Stanford Medicine researchers ran the largest study of its kind on prescribing in states where NPs have full prescriptive authority. They analyzed more than 73,000 primary care physicians and nurse practitioners and their prescribing for Medicare patients aged 65 and older from 2013 to 2019, measuring inappropriate prescribing against the American Geriatrics Society's Beers Criteria.

"Older adults account for a huge proportion of all prescriptions written," said senior author David Studdert, LLB, ScD, a professor of health policy and law. "They are also especially vulnerable to adverse drug events from inappropriate prescribing."

The finding was direct: "Nurse practitioners were no more likely than physicians to prescribe medications inappropriately to older patients. Broad efforts to improve the performance of all clinicians who prescribe may be more effective than limiting independent prescriptive authority to physicians."

How NPs View Scope Limits

Seana Rutherford, MSN, APRN, FNP-C, CWS, holds privileges at Cleveland Clinic's Fairview Hospital and owns her own practice. She was not surprised by the results. "I'm passionate about our profession," she said. "Physicians are my peers.
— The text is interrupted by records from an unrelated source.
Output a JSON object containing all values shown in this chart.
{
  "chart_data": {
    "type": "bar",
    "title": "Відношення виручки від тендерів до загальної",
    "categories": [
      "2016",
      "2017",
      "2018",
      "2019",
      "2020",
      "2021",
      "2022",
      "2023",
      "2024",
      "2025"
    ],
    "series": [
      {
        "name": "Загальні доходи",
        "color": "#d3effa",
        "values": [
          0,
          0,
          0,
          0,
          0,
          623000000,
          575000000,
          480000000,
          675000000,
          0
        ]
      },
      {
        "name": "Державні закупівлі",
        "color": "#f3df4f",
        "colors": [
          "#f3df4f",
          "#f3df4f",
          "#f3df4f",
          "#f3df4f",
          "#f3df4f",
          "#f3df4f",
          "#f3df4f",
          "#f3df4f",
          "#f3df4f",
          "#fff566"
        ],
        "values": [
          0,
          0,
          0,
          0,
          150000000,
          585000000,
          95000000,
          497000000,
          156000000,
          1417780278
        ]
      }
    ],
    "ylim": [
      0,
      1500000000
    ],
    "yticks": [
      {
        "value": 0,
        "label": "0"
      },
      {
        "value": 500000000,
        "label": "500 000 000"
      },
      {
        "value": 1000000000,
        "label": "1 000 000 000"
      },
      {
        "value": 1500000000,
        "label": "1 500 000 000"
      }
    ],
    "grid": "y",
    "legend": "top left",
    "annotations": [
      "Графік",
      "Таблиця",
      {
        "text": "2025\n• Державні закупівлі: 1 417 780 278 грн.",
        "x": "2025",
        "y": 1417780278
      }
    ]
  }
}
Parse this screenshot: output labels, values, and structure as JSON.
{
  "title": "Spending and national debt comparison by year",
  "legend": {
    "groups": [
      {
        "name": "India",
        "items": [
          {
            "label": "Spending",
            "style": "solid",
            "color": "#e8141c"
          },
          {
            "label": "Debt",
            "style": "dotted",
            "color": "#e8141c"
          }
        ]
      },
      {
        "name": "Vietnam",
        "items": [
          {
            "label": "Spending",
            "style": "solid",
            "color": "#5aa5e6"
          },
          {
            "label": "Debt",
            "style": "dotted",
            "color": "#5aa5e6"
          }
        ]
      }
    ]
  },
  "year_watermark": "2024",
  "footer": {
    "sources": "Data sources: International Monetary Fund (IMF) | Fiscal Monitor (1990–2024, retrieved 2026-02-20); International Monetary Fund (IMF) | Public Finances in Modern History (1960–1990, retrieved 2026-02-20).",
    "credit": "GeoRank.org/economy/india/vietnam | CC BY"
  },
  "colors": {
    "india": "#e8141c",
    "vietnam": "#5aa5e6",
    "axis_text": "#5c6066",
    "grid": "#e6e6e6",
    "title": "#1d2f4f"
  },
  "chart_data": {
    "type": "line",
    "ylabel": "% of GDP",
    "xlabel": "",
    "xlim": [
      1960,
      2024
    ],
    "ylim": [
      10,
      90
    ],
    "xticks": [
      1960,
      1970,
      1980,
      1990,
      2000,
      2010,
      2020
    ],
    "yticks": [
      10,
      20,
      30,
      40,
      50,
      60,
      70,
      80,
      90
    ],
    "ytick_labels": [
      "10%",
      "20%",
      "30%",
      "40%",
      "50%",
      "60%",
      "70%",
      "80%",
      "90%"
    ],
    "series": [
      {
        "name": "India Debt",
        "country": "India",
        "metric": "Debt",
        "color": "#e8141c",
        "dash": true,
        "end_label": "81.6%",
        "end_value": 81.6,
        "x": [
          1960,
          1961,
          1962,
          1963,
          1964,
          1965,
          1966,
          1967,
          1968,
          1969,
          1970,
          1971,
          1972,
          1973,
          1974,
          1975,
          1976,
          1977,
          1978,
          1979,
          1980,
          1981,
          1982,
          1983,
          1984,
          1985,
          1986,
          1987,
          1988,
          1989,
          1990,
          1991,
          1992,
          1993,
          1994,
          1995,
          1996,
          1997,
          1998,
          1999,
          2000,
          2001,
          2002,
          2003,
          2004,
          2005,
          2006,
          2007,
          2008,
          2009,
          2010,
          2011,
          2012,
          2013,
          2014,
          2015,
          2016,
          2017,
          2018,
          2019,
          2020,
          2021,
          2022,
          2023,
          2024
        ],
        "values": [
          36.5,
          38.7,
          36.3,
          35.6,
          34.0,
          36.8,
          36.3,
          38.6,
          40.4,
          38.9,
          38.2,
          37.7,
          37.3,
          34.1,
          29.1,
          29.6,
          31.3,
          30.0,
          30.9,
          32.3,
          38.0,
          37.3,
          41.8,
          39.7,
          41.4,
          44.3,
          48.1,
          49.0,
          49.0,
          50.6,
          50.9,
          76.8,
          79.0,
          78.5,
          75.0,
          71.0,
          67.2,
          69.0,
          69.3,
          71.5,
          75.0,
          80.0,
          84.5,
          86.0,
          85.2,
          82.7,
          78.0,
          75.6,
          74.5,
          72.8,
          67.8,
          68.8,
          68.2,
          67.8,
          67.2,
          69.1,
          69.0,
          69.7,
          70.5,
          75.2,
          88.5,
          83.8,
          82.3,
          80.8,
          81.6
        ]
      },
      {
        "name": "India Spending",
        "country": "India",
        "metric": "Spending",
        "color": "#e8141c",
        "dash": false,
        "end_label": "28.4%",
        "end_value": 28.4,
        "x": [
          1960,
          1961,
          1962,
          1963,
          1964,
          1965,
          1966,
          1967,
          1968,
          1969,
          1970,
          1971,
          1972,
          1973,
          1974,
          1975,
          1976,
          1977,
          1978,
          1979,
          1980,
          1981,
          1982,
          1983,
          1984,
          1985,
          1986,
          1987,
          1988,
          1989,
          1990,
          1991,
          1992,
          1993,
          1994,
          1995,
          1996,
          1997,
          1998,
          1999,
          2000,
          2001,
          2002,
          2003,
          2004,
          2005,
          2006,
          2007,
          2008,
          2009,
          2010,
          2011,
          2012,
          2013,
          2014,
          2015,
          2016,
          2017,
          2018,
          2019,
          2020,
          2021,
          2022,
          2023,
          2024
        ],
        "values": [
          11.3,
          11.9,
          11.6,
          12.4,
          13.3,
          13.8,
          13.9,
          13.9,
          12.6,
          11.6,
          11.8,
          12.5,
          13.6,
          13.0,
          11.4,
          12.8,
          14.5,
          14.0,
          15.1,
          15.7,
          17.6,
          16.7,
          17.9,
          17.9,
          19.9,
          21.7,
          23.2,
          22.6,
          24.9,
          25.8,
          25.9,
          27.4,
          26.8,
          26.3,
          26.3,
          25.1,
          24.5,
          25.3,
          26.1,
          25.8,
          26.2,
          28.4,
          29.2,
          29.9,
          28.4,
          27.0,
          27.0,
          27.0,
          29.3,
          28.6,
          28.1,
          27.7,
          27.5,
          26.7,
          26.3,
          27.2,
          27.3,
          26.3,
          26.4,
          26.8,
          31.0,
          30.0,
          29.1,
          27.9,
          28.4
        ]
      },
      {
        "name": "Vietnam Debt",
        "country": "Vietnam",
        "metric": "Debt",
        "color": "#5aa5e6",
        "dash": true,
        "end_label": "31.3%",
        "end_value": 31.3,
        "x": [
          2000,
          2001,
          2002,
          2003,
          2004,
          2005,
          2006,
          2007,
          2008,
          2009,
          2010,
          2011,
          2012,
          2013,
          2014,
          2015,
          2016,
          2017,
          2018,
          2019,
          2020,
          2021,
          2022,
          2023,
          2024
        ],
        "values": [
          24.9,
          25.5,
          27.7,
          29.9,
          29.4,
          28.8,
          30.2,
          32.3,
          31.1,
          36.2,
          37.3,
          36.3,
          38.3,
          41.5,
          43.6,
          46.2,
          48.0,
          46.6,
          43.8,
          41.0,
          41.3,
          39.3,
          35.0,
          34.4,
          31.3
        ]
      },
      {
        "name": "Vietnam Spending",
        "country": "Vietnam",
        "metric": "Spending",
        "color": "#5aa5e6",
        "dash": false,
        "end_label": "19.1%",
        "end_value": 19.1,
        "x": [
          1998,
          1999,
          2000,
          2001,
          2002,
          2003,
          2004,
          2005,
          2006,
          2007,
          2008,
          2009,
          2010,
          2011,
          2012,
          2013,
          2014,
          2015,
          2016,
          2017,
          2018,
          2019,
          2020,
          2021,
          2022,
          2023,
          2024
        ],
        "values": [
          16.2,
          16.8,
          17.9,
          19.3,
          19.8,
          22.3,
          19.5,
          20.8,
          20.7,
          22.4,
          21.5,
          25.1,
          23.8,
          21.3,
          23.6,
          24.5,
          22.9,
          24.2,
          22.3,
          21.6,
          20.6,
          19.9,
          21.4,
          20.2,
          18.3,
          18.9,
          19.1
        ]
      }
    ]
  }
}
It's been hard-earned respect from these guys."

Reduced authority creates real inefficiencies. A 2021 analysis of electronic health records and claims data found that when states granted NPs greater authority, some practiced more autonomously, but the change did not shift the volume or allocation of patients to NPs within large practices. In other words, more authority alone did not push NPs to open their own practices. Combined with the physician shortage, the limits states place on independent NP care can restrict access to care.

Rutherford has felt those limits in Ohio, a reduced-practice state, where she can write a prescription in the hospital but not in her own office.

What Greater Authority Could Mean

The AMA warns that expanding APRN scope would raise costs and reduce safety. "Expanding the scope of practice of APRNs to allow independent practice and prescriptive privileges will increase utilization of diagnostic services, antibiotic prescribing, and opioid prescribing," former AMA President Susan R. Bailey, MD, told the Nebraska APRN Technical Review Committee, arguing all of it threatens cost and patient safety.

Stanford's researchers see it differently. "If expanding patient access while ensuring quality and safety system-wide is the goal," they wrote, "fixation on the question of whether NPs or other nonphysician providers should be allowed to prescribe may be less impactful than identifying and addressing deficient performance among all clinicians who prescribe, regardless of practitioner type or practice location."

Rutherford lands in the same place: focus on patient safety, no matter who delivers the care. She wants a shared safeguard built into the system, like a hard stop in the hospital or pharmacy software that checks prescriptions from NPs and physicians alike.